Un Papa nemico del capitalismo
La sua costante critica all’economia di mercato e al capitalismo ha messo la pulce nell’orecchio ai più conservatori. Che certo avranno rabbrividito nel sentire le parole di Raul Castro a seguito del suo incontro con Bergoglio: «Se il Papa continua così, tornerò a pregare e ad andare in Chiesa». E un Papa tanto apprezzato da Cuba non può che creare perplessità agli americani. In effetti, per Stephen Moore, economista del think tank Heritage Foundation, «c’è grande perplessità tra i Cattolici negli Stati Uniti»: «Penso che questo sia un Papa con chiari influssi marxisti», ha dichiarato.

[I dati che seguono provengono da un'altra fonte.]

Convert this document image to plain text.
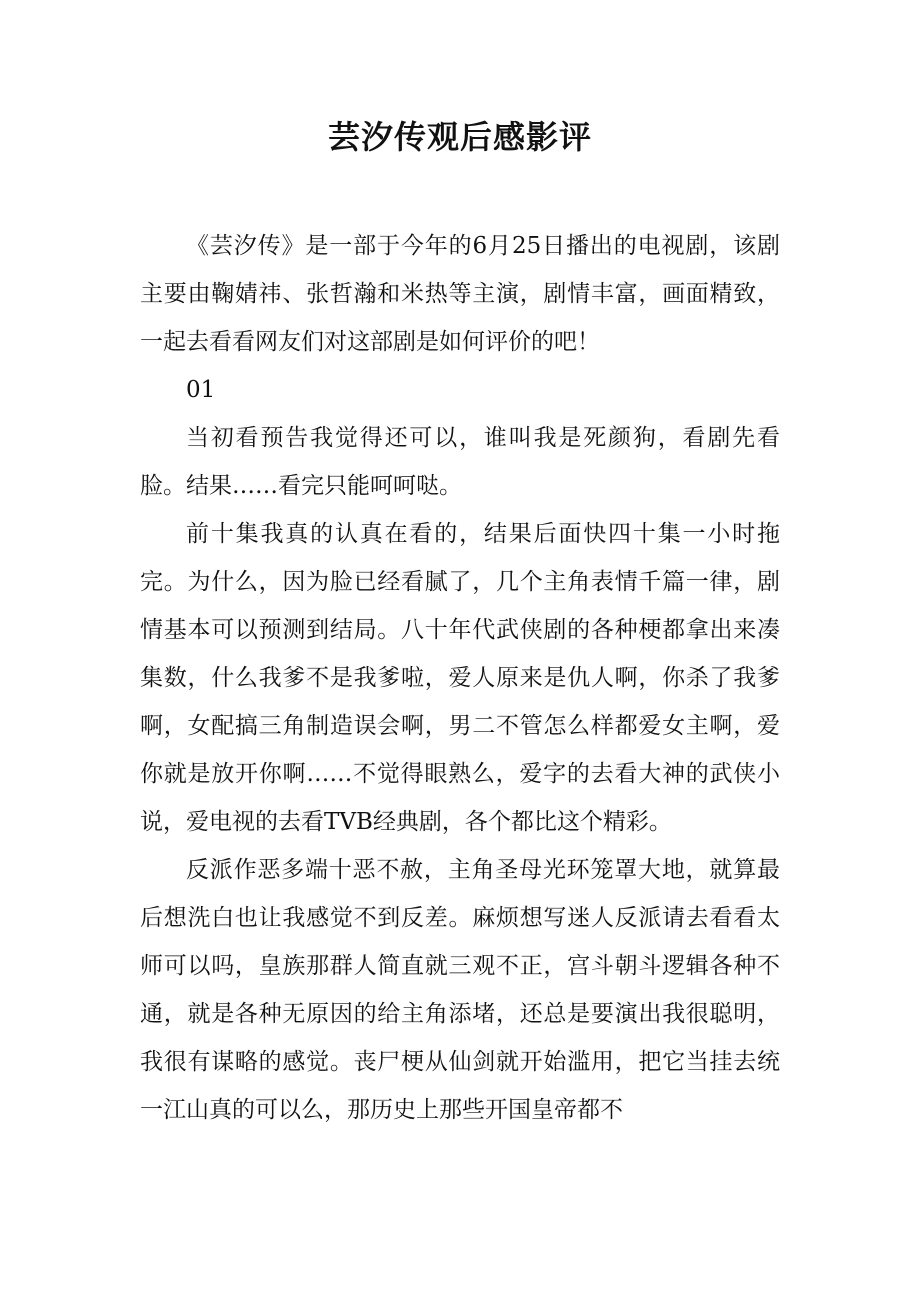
芸汐传观后感影评

《芸汐传》是一部于今年的6月25日播出的电视剧，该剧主要由鞠婧祎、张哲瀚和米热等主演，剧情丰富，画面精致，一起去看看网友们对这部剧是如何评价的吧！

01

当初看预告我觉得还可以，谁叫我是死颜狗，看剧先看脸。结果……看完只能呵呵哒。

前十集我真的认真在看的，结果后面快四十集一小时拖完。为什么，因为脸已经看腻了，几个主角表情千篇一律，剧情基本可以预测到结局。八十年代武侠剧的各种梗都拿出来凑集数，什么我爹不是我爹啦，爱人原来是仇人啊，你杀了我爹啊，女配搞三角制造误会啊，男二不管怎么样都爱女主啊，爱你就是放开你啊……不觉得眼熟么，爱字的去看大神的武侠小说，爱电视的去看TVB经典剧，各个都比这个精彩。

反派作恶多端十恶不赦，主角圣母光环笼罩大地，就算最后想洗白也让我感觉不到反差。麻烦想写迷人反派请去看看太师可以吗，皇族那群人简直就三观不正，宫斗朝斗逻辑各种不通，就是各种无原因的给主角添堵，还总是要演出我很聪明，我很有谋略的感觉。丧尸梗从仙剑就开始滥用，把它当挂去统一江山真的可以么，那历史上那些开国皇帝都不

Le perplessità dei Tea Party americani
Stephen Moore si trova però in buona compagnia. Il commentatore radiofonico americano Rush Limbaugh ha dedicato all’enciclica Evangelii Gaudium una puntata della sua trasmissione dal titolo sibillino: «È triste quanto sbagli Papa Francesco (a meno che non sia una traduzione deliberatamente manipolata dalla sinistra)».  Ad avviso di Limbaugh, il Pontefice sarebbe ipocrita ad attaccare quello stesso capitalismo che tiene in piedi i Sacri Palazzi, perché il Vaticano «non esisterebbe, senza tonnellate di soldi. [...]È puro marxismo, che esce dalla bocca del Papa». Ma Libaugh non si è fermato qui: «La Chiesa cattolica americana ha un bilancio annuale da 170 miliardi di dollari», ha ricordato.  «La Chiesa è il principale proprietario edile a Manhattan. [...] Non potrebbero operare come fanno, senza un sacco di soldi». Addirittura, Jonathon Moseley, esponente del Tea Party, ha scritto sul World Net Daily che «Gesù sta piangendo in Paradiso per le parole del Papa», sostenendo provocatoriamente che lo stesso figlio di Dio sarebbe «un capitalista».

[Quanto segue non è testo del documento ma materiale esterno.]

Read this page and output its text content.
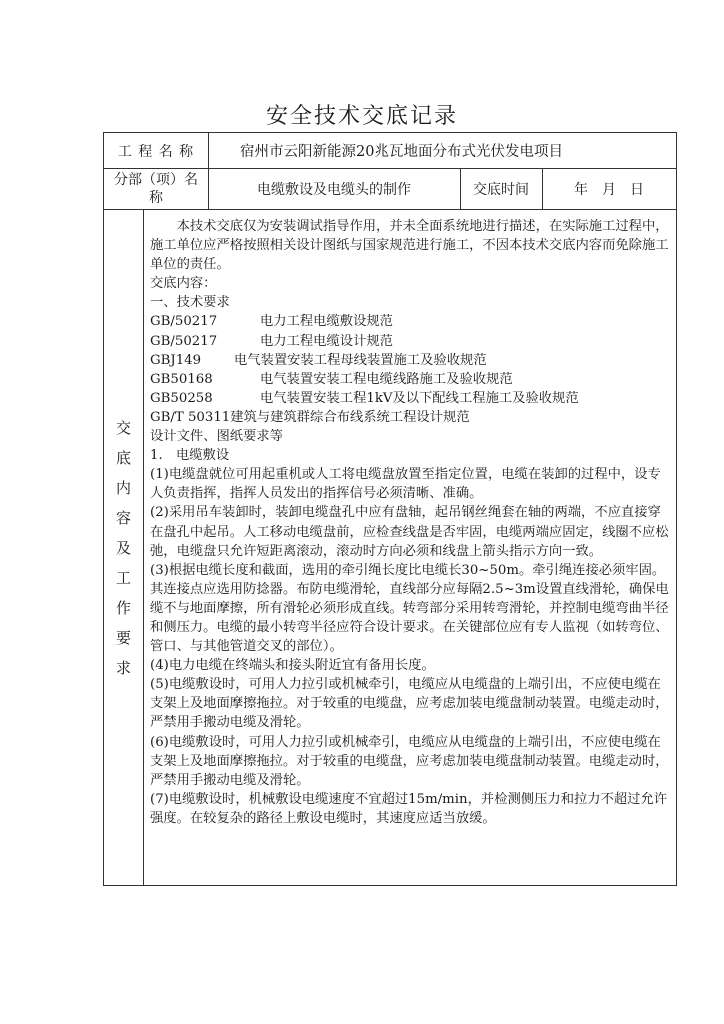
安全技术交底记录
工 程 名 称	宿州市云阳新能源20兆瓦地面分布式光伏发电项目
分部（项）名称	电缆敷设及电缆头的制作	交底时间	年　月　日
交
底
内
容
及
工
作
要
求

本技术交底仅为安装调试指导作用，并未全面系统地进行描述，在实际施工过程中，施工单位应严格按照相关设计图纸与国家规范进行施工，不因本技术交底内容而免除施工单位的责任。

交底内容：

一、技术要求

GB/50217	电力工程电缆敷设规范
GB/50217	电力工程电缆设计规范
GBJ149	电气装置安装工程母线装置施工及验收规范
GB50168	电气装置安装工程电缆线路施工及验收规范
GB50258	电气装置安装工程1kV及以下配线工程施工及验收规范

GB/T 50311建筑与建筑群综合布线系统工程设计规范

设计文件、图纸要求等

1.　电缆敷设

(1)电缆盘就位可用起重机或人工将电缆盘放置至指定位置，电缆在装卸的过程中，设专人负责指挥，指挥人员发出的指挥信号必须清晰、准确。

(2)采用吊车装卸时，装卸电缆盘孔中应有盘轴，起吊钢丝绳套在轴的两端，不应直接穿在盘孔中起吊。人工移动电缆盘前，应检查线盘是否牢固，电缆两端应固定，线圈不应松弛，电缆盘只允许短距离滚动，滚动时方向必须和线盘上箭头指示方向一致。

(3)根据电缆长度和截面，选用的牵引绳长度比电缆长30~50m。牵引绳连接必须牢固。其连接点应选用防捻器。布防电缆滑轮，直线部分应每隔2.5~3m设置直线滑轮，确保电缆不与地面摩擦，所有滑轮必须形成直线。转弯部分采用转弯滑轮，并控制电缆弯曲半径和侧压力。电缆的最小转弯半径应符合设计要求。在关键部位应有专人监视（如转弯位、管口、与其他管道交叉的部位）。

(4)电力电缆在终端头和接头附近宜有备用长度。

(5)电缆敷设时，可用人力拉引或机械牵引，电缆应从电缆盘的上端引出，不应使电缆在支架上及地面摩擦拖拉。对于较重的电缆盘，应考虑加装电缆盘制动装置。电缆走动时，严禁用手搬动电缆及滑轮。

(6)电缆敷设时，可用人力拉引或机械牵引，电缆应从电缆盘的上端引出，不应使电缆在支架上及地面摩擦拖拉。对于较重的电缆盘，应考虑加装电缆盘制动装置。电缆走动时，严禁用手搬动电缆及滑轮。

(7)电缆敷设时，机械敷设电缆速度不宜超过15m/min，并检测侧压力和拉力不超过允许强度。在较复杂的路径上敷设电缆时，其速度应适当放缓。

Lontani i tempi di Wojtyla
Insomma, nella terra del capitalismo per eccellenza, Francesco deve far fronte a un’opposizione piuttosto nutrita, che guarda con nostalgia a Giovanni Paolo II: un Papa che, avendo vissuto la dominazione sovietica e stalinista, imparò a guardare al comunismo come a un nemico. Una distanza ben rappresentata dall’atteggiamento dei due Pontefici nei confronti della Teologia della Liberazione: per Wojtyla un’ideologia semi-marxista e anche violenta; per Francesco una teologia che presenta, perlomeno, principi condivisibili: tanto che sotto il suo pontificato è stato proclamato beato Oscar Romero, arcivescovo di San Salvador, considerato vicino a tale dottrina.

Comunista o provocatore?
Insomma: Papa Francesco è comunista? Per la BBC, no. Certo, la sua interpretazione della dottrina sociale della Chiesa è più radicale di quella dei suoi predecessori, e il suo talento per la provocazione piuttosto spiccato. Ma è stato lo stesso Bergoglio, poco più di un anno fa, a fugare ogni dubbio: «Ho sentito, due mesi fa, che una persona ha detto: 'Ma, questo Papa e' comunista!'. E no! L'amore ai poveri è una bandiera del Vangelo, non del comunismo: del Vangelo!». E ai Cattolici, specie a quelli più conservatori, non rimane che credergli.